Buy-side firms are also utilizing algos to submit portfolio trades to the banks. With automated pricing via credit algos, there has been a speed up of liquidity around the index products leading to portfolio trading of corporate bonds. “Portfolio trading is not a new phenomenon. What makes it different now is that we have an algorithmic, automated pricing tool to price really, big portfolios,” said the sell-side market structure executive. “When clients have a large outflow, now we have an algo that helps the trader price it and book it within an hour.”

But this wouldn’t happen if not for broker dealers allocating capital to the algo book. “It’s not just efficiency, but specific capital is allocated to our algo book,” said the sell-side executive.

Looking Ahead

While institutions are gaining a comfort level with bond algos, they are evaluating bond prices and whittling down the list of bonds to those with liquidity.

Algos will continue to evolve. However, for a large accumulated position, the buy side still needs to pick up the phone, said the sell-side market structure panelist.

“It will never replace the client relationships and the voice trading,” said the investment bank executive. “To us we see it as an additional kind of trading protocol that we offer to our clients and their tool kit for execution.”

Experts refute the notion that algo trading in corporate bonds has advanced to the point of electronic trading in equities.

“The sell-side’s algos are more like auto-quoting bots that stream prices or respond to RFQs,” said Tabb in a follow-up interview. But “they are not like algos that break up a larger trade into smaller pieces and VWAP them,” he said.  Also, he doesn’t think there are many market making bots that enter limit orders into live limit order books. For these reasons, the corporate bond algos are not on par with algos in equities, at least not yet, he said.

But as the machines begin to replace the human traders from pricing the small lot orders, could the banks have bigger goals in mind?
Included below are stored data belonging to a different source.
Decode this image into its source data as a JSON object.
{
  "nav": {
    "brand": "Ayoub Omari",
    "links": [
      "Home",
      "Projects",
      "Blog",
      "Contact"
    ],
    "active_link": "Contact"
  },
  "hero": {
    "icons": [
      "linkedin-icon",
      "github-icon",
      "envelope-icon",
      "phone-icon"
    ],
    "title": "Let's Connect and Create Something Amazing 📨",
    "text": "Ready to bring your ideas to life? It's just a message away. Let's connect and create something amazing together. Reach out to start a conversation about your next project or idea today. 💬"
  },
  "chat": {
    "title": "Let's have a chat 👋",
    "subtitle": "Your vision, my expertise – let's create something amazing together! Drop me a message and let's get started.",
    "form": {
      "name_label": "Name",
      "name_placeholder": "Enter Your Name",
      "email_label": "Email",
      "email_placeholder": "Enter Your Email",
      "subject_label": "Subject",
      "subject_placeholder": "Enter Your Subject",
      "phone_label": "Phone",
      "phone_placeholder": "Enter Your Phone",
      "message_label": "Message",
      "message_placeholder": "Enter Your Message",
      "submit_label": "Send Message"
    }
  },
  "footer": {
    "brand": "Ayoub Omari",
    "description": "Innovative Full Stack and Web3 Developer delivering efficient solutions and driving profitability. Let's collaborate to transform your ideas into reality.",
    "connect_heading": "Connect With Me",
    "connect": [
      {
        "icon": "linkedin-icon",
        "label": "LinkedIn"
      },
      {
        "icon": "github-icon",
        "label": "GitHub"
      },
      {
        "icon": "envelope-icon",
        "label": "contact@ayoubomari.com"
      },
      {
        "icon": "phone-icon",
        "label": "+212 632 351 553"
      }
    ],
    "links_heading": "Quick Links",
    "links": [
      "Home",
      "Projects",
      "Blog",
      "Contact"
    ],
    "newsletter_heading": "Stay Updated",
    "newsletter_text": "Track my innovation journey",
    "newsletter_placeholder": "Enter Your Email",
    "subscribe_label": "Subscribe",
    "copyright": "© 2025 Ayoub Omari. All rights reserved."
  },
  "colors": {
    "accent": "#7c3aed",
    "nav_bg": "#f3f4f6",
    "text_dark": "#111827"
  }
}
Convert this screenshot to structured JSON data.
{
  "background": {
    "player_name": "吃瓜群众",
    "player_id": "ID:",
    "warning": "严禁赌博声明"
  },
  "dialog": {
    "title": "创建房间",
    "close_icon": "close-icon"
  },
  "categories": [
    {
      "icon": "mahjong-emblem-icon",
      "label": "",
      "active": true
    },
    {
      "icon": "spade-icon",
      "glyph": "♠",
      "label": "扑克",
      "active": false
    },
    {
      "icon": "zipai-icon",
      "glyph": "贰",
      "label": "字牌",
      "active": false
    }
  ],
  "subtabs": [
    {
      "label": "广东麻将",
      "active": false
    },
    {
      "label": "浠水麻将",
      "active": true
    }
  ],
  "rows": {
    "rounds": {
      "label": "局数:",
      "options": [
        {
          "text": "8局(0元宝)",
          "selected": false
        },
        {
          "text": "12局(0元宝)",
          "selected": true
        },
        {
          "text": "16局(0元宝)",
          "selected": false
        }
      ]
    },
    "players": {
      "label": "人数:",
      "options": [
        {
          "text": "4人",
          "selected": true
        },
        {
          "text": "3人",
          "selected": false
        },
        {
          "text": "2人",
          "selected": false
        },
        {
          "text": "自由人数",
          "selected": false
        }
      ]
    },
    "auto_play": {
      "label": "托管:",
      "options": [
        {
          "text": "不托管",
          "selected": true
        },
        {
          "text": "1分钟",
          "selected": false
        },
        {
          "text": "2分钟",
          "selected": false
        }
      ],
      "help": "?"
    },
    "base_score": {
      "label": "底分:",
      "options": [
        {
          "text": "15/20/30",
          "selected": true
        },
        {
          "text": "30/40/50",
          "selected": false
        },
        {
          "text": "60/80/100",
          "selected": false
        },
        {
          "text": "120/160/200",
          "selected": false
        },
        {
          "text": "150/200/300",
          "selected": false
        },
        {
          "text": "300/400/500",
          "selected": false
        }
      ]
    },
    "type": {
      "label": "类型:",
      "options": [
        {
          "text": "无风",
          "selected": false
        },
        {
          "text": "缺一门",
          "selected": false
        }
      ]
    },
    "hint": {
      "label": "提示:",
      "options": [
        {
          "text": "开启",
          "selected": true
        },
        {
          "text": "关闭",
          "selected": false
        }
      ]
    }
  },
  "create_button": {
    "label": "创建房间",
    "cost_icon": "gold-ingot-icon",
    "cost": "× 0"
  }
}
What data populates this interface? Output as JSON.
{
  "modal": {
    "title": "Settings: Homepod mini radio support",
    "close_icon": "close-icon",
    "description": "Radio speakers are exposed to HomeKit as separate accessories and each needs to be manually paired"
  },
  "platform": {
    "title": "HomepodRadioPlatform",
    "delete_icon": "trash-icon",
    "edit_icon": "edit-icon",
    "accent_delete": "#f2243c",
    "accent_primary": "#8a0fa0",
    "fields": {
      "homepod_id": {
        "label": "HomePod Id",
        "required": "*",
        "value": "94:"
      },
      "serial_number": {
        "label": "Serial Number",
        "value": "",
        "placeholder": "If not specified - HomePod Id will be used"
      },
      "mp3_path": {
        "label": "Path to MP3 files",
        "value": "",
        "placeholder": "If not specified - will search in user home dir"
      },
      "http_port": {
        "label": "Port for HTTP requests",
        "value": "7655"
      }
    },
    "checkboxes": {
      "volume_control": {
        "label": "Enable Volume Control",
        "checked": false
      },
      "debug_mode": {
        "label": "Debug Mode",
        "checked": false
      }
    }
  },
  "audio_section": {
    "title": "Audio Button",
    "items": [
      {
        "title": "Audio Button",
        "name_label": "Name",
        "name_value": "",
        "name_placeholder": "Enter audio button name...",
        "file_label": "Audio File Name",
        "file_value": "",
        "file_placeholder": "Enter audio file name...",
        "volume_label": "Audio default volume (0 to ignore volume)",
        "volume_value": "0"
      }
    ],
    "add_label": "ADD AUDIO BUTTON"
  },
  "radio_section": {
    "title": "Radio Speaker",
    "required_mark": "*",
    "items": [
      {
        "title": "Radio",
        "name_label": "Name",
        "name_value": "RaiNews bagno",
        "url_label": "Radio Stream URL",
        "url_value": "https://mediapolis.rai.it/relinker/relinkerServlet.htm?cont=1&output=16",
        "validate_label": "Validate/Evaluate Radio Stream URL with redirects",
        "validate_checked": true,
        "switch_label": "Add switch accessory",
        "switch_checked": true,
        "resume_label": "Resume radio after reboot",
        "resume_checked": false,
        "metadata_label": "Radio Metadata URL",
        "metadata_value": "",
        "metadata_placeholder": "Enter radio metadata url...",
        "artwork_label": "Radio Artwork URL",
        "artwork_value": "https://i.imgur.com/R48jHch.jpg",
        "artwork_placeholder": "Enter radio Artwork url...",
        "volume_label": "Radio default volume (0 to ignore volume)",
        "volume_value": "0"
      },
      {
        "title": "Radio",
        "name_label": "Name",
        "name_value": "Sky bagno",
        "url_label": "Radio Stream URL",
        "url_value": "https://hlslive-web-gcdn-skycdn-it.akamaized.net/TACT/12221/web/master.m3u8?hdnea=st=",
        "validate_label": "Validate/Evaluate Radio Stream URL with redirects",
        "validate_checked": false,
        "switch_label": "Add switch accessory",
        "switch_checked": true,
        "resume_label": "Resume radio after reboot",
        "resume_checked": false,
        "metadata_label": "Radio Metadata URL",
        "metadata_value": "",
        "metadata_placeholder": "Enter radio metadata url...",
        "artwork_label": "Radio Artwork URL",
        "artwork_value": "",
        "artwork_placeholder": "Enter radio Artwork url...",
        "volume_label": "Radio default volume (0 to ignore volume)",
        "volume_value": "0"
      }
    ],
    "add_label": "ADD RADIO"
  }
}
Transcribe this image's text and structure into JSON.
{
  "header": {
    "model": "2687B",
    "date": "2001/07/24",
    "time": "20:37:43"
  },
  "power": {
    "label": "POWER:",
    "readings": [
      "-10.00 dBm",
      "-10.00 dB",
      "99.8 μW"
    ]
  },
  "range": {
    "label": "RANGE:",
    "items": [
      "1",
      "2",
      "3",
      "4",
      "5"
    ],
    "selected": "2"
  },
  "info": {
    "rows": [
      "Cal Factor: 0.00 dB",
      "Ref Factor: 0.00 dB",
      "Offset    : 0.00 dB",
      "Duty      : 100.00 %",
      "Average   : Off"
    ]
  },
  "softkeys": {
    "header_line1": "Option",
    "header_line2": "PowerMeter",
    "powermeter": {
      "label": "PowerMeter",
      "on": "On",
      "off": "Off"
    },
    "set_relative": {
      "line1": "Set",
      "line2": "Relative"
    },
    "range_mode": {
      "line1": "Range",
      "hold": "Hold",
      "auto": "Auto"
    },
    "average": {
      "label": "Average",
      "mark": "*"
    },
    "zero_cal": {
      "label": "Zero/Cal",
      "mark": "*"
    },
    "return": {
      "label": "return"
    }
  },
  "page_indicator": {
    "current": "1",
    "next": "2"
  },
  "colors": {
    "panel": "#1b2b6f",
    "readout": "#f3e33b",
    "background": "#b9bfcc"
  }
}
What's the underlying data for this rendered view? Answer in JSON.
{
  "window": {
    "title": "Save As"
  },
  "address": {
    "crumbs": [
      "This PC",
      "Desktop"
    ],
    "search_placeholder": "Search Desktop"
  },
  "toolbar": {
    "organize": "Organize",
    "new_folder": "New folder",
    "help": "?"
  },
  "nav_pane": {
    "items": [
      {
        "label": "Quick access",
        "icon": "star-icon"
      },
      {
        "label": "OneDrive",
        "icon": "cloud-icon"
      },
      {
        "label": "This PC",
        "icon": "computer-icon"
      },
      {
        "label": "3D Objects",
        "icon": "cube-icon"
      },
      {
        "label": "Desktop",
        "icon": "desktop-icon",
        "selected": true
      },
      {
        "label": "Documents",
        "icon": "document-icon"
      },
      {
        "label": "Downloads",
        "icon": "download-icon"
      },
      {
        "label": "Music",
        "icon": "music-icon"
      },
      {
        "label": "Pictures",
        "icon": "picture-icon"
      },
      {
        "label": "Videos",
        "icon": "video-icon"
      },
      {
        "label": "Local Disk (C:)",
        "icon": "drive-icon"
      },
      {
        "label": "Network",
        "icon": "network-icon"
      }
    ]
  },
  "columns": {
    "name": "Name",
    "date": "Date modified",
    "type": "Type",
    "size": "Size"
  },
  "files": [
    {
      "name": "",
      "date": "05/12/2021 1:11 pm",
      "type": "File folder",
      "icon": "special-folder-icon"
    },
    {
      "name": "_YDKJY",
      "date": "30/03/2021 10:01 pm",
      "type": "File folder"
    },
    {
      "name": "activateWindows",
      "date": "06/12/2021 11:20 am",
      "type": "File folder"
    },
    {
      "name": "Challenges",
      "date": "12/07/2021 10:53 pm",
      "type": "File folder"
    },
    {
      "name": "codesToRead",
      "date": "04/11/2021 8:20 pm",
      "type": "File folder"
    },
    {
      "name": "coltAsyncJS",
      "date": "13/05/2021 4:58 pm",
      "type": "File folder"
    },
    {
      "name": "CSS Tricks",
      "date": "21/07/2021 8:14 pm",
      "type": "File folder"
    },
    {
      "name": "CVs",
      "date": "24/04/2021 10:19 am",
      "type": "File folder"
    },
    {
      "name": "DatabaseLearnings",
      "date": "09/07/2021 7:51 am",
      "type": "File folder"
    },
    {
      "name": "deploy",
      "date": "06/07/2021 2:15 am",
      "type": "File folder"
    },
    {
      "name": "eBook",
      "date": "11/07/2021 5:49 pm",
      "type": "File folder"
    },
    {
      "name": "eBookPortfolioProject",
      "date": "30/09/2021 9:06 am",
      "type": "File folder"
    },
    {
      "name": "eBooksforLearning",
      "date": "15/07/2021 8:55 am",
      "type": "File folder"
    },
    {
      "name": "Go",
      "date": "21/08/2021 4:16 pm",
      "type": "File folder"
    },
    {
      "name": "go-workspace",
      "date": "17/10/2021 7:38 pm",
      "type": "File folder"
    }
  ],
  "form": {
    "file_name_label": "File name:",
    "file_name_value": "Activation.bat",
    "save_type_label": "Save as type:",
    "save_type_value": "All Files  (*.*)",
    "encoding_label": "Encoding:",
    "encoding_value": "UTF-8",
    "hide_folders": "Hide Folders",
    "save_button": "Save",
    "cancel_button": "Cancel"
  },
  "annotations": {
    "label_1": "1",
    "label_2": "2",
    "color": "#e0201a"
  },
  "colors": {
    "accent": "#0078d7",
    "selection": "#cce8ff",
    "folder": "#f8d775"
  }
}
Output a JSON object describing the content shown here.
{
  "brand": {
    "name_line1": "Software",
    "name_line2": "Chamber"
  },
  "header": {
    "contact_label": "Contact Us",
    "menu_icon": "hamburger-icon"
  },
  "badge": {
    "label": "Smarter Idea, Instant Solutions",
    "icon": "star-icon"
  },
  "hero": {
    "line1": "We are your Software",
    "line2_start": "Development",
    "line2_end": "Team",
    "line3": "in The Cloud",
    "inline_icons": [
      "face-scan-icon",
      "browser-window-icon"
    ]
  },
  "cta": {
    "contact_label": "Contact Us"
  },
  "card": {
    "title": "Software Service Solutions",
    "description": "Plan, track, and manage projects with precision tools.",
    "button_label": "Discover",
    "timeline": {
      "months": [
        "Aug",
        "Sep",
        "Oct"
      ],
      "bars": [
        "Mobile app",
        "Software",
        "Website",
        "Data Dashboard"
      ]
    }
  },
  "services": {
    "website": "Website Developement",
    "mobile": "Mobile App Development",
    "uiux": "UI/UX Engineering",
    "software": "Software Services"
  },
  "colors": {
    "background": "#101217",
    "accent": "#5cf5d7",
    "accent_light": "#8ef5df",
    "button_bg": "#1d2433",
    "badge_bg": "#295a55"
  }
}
“Bond traders see scope for slicing the big corporate bond orders into smaller chunks creating the opportunity to sell them algorithmically in bursts rather than calling up banks for quotes or messaging banks for quotes,” reported the FT article.

It remains to be seen how these developments will unfold. But one thing is clear, the buy side is focused on efficiency and that has motivated the development of bond algos. Time will tell how far they go.